Writing a scholarly book for a general audience is undoubtedly challenging. Storey gets bogged down sometimes in minutiae of Navarrese dynastic history and Plantagenet politics. She is highly speculative (the word “plausible” appears on nearly every page, sometimes twice), which is almost unavoidable given how many questions we would like answered about Berengaria for which there are no sources. She is daring in some places, such as when speculating that the Leonese institution of the infantazgo, in which royal women controlled large monastic estates, was influential upon Berengaria. The general geographic proximity of the infantazgo does not mean it would have appeared in Navarre, nor influenced Navarrese approaches to women in power (I don’t think it did), but it is interesting to consider. Overall, Storey does not handle the Iberian context as well as she might, but she is right to consider the ways in which Berengaria’s experiences and expectations as a young woman affected her approach to her marriage and later widowhood, including her ability to rule Le Mans. Inconsistencies (“Espal,” “L’Espal,” and “L’Épau,” passim) and more egregious errors such as confusing Mozarabs with Muslims (48) or referring to Walter Scott’s The Talisman (1825) as Richard the Lionhearted (176) do not really affect Berengaria’s story but suggest that the book was not as well served by the review process as it should have been. Given the book’s organization along both chronological and thematic lines, a tendency to repetition could have been helped by stronger editorial intervention.

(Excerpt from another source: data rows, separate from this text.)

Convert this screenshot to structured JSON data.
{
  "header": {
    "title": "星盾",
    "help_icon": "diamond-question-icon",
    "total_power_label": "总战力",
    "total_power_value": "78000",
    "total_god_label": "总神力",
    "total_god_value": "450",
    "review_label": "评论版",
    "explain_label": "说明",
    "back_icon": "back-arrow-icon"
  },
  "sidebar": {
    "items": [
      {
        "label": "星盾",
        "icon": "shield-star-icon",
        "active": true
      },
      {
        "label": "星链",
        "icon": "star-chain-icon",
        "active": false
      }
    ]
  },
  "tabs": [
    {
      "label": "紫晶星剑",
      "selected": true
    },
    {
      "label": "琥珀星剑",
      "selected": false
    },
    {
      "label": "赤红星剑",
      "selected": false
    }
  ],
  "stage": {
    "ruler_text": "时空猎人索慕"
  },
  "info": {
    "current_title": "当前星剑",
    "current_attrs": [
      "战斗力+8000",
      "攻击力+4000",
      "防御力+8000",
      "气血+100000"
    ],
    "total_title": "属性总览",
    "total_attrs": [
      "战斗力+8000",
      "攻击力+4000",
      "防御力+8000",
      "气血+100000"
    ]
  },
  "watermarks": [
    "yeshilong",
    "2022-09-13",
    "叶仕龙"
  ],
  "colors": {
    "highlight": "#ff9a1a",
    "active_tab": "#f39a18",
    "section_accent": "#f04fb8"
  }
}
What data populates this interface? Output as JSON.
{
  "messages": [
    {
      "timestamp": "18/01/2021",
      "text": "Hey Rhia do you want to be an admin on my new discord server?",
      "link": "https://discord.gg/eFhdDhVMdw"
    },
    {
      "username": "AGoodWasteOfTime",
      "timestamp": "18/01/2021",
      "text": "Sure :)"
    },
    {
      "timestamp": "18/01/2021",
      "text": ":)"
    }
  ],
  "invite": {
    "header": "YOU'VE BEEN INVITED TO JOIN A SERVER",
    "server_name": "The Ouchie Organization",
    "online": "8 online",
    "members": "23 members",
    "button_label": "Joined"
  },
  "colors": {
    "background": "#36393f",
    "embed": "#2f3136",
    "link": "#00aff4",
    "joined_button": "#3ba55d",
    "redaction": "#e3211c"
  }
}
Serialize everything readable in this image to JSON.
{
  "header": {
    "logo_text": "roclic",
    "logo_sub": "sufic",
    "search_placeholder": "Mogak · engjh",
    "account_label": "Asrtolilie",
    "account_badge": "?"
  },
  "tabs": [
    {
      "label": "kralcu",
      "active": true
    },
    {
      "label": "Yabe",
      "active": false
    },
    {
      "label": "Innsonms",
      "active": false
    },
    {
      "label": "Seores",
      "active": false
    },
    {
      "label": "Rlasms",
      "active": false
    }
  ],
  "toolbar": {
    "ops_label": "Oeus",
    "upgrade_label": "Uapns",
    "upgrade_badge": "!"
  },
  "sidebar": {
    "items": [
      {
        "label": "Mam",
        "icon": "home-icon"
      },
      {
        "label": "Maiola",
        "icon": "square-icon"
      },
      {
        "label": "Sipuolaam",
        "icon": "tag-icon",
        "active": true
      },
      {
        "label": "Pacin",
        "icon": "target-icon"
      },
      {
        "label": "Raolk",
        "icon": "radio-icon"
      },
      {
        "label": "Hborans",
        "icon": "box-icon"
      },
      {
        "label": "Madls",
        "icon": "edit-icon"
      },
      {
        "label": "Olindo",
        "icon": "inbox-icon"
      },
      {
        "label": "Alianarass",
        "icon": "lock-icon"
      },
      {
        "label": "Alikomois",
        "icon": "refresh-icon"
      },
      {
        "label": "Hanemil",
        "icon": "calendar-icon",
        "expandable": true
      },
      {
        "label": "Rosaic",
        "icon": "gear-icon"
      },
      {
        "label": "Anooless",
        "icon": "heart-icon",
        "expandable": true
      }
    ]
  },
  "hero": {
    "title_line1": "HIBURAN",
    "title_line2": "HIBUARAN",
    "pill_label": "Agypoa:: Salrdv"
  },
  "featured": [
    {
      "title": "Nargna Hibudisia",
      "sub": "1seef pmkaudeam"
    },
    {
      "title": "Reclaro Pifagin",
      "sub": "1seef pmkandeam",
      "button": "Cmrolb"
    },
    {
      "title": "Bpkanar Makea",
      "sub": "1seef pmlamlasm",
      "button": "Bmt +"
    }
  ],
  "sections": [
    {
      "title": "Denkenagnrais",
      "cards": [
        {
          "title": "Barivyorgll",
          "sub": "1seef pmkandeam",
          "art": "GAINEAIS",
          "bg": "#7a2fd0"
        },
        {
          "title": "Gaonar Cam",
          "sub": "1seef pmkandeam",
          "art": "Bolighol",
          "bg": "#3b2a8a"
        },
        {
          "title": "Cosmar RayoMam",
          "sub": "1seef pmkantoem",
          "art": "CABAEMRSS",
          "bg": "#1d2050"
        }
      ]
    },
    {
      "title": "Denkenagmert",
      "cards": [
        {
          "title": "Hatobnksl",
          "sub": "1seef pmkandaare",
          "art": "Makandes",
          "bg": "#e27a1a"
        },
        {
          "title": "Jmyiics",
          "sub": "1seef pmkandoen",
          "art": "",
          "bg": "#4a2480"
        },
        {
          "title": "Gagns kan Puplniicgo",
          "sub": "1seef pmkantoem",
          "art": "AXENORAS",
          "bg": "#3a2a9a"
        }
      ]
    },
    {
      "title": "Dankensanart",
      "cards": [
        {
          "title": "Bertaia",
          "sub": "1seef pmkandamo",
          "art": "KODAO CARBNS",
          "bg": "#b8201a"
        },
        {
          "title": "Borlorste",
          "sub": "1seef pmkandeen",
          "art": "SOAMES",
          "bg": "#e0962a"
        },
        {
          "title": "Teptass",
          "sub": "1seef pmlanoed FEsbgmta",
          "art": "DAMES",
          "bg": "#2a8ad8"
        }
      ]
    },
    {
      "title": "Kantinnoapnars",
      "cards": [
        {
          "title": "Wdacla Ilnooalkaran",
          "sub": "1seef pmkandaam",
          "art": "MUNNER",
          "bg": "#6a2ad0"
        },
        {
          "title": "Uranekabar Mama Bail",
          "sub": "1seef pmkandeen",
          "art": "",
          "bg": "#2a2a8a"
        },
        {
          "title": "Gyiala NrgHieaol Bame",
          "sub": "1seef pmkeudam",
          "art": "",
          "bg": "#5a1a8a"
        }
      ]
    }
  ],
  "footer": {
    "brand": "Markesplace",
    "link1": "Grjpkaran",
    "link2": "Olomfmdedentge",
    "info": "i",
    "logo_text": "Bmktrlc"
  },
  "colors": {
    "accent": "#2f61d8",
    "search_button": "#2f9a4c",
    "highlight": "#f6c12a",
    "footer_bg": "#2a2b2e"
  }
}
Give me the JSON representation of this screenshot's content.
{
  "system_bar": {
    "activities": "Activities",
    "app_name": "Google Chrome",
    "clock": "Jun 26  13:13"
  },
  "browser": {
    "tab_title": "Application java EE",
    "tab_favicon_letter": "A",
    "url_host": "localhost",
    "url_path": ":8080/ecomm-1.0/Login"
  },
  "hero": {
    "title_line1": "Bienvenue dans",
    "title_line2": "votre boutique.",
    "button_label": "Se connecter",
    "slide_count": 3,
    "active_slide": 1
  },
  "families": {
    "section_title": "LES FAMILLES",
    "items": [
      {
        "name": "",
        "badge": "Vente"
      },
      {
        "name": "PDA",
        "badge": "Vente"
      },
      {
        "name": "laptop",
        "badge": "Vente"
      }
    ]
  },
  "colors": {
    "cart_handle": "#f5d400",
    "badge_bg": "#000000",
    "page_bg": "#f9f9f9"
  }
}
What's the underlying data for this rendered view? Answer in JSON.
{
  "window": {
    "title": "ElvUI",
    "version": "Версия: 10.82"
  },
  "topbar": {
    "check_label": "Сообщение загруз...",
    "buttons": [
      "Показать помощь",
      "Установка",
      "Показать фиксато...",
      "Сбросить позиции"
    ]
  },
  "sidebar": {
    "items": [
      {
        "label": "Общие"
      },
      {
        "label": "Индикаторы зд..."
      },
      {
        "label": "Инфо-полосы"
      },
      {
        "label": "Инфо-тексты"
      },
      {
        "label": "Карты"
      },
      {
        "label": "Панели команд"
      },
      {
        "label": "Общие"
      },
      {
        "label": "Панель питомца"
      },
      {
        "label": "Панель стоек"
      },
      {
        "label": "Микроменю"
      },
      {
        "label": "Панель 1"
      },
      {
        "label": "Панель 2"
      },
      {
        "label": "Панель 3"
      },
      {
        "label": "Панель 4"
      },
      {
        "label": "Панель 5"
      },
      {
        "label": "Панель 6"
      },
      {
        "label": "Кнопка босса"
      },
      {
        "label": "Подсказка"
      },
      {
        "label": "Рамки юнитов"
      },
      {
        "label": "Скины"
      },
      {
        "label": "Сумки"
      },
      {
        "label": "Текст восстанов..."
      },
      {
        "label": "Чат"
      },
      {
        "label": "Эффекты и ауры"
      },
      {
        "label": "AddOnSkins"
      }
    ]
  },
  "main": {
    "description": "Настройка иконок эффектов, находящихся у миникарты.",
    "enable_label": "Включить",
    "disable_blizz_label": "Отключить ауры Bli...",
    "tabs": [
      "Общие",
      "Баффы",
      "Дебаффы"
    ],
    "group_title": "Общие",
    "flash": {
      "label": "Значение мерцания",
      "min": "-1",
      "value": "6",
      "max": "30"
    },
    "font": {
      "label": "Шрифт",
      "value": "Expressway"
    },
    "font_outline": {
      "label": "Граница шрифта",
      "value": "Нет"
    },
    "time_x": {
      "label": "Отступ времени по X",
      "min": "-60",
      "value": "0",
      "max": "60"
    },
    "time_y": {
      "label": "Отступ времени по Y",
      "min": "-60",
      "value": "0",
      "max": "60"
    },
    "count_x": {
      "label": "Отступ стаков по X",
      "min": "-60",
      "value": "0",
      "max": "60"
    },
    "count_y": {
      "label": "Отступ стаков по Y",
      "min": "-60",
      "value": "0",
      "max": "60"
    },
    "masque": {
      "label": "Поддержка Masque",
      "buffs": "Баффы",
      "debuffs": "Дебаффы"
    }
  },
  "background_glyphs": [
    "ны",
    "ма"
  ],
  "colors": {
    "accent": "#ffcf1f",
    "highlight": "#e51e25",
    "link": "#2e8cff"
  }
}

It is difficult to write about medieval women, and while queens are attractive and draw large audiences, they pose special problems as their experiences are often anomalous, and the slim body of sources is often generated by the men around them. In this case, long discussions of Berengaria’s political or religious contexts ironically make it difficult to focus on the queen. In fact, perhaps she was less a queen than a lord. Her title of queen must have been important and enhanced her status as Lord of Le Mans--but she never ruled England or other Plantagenet territories. What, in the end, does it mean to understand Berengaria as a queen? There are the consorts, the inheriting queens, the queens-regent, the co-rulers, the advisors, the bedfellows--was Berengaria any of these? The most interesting questions about Berengaria remain to be explicitly addressed: what does she teach us about queenship in Plantagenet England? What does her example mean for how we understand female lordship in Capetian France? Threaded throughout the later chapters is Berengaria’s relationship with her younger sister, the well-known and important Countess Blanche of Champagne--whom Storey perplexingly insists on referring to as Blanca. The political and personal intensity of the sisters’ relationship deserved further, deeper investigation; as Storey continues her study of Berengaria of Navarre, I hope she will grapple with these questions.